Le municipalisme libertaire ou communalisme – en référence à la Commune de Paris de 1871, d’où provient son caractère socialiste et autogestionnaire – désigne la mise en œuvre politique et locale de l’écologie sociale. Il s’agit d’un système politique dans lequel des institutions libertaires, composées d’assemblées de citoyens, dans un esprit de démocratie directe, remplaceraient l’État-nation par une confédération de municipalités ou communes libres et autogérées.
Le projet repose sur l’idée que la commune – plutôt que l’État-nation – constitue l’unité politique principale, une cellule de base capable d’initier une transformation sociale radicale par propagation. À ce niveau, les communautés peuvent s’auto-organiser au travers d’assemblées populaires qui fonctionnent en démocratie directe.

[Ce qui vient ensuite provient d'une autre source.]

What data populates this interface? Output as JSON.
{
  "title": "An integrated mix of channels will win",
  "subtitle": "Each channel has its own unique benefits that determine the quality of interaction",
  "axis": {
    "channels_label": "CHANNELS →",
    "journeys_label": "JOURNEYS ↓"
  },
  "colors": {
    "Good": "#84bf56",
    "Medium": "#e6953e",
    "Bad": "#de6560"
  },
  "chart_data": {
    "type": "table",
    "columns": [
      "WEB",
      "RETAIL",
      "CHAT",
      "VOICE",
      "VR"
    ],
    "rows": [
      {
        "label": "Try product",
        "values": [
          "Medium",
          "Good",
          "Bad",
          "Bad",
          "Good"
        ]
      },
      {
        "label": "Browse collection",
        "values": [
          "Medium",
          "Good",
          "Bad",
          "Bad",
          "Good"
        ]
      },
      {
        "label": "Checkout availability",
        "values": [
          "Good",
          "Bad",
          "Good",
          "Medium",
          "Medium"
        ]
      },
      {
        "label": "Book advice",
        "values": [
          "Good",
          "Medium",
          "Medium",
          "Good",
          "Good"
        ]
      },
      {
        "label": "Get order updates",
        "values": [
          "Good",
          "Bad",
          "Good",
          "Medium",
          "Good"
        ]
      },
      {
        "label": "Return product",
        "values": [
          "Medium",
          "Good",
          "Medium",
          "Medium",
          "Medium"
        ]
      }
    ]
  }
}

Le municipalisme libertaire vise à une démocratisation de toutes les sphères de la société, qui passerait par une restructuration de l’exercice du pouvoir, ainsi qu’une transformation radicale des institutions politiques, économiques et sociales. Le municipalisme libertaire implique la décentralisation, institutionnelle et territoriale, de la prise de décision politique et économique par des communautés autogérées grâce à des assemblées populaires.

 

« Le municipalisme libertaire veut ressusciter la politique dans le sens ancien du terme : construire et étendre la démocratie directe locale de sorte que les simples citoyens prennent des décisions relatives à leur communauté et à la société dans son ensemble. » Janet Biehl – Le municipalisme libertaire – Écosociété

Pour en savoir plus sur l'écologie sociale...

 

L’écologie sociale étudie les relations de l’humain à la nature, et des humains entre eux. Elle a été fondée par Murray Bookchin (1921-2006), un théoricien social, communiste libertaire et écologiste politique américain originaire de New York, co-fondateur de l’Institute for Social Ecology dans le Vermont aux Etats-Unis.

Le diagnostic principal posé par l’écologie sociale est que tous nos problèmes écologiques proviennent en réalité de problèmes sociaux. Ainsi, pour comprendre l’origine des problèmes écologiques, il est d’abord essentiel de comprendre la manière dont les êtres humains structurent leurs relations au travers de leurs diverses institutions.

L’écologie sociale s’attaque ainsi au capitalisme – qui structure nos relations à travers la domination et l’exploitation des travailleurs et travailleuses, la propriété privée des moyens de production, le mécanisme du marché, l’impératif du profit basé sur la logique du « croitre-ou-mourir », ainsi qu’un rapport extractif à la nature, la non-reconnaissance du travail de reproduction sociale, et l’exploitation de celles qui le fournissent – mais également à l’Etat – qui permet à une classe gouvernante, composée d’élu.e.s professionnel.elle.s de la politique, de prendre des décisions qui détermineront la vie des classes gouvernées  et à tous les autres rapports de domination.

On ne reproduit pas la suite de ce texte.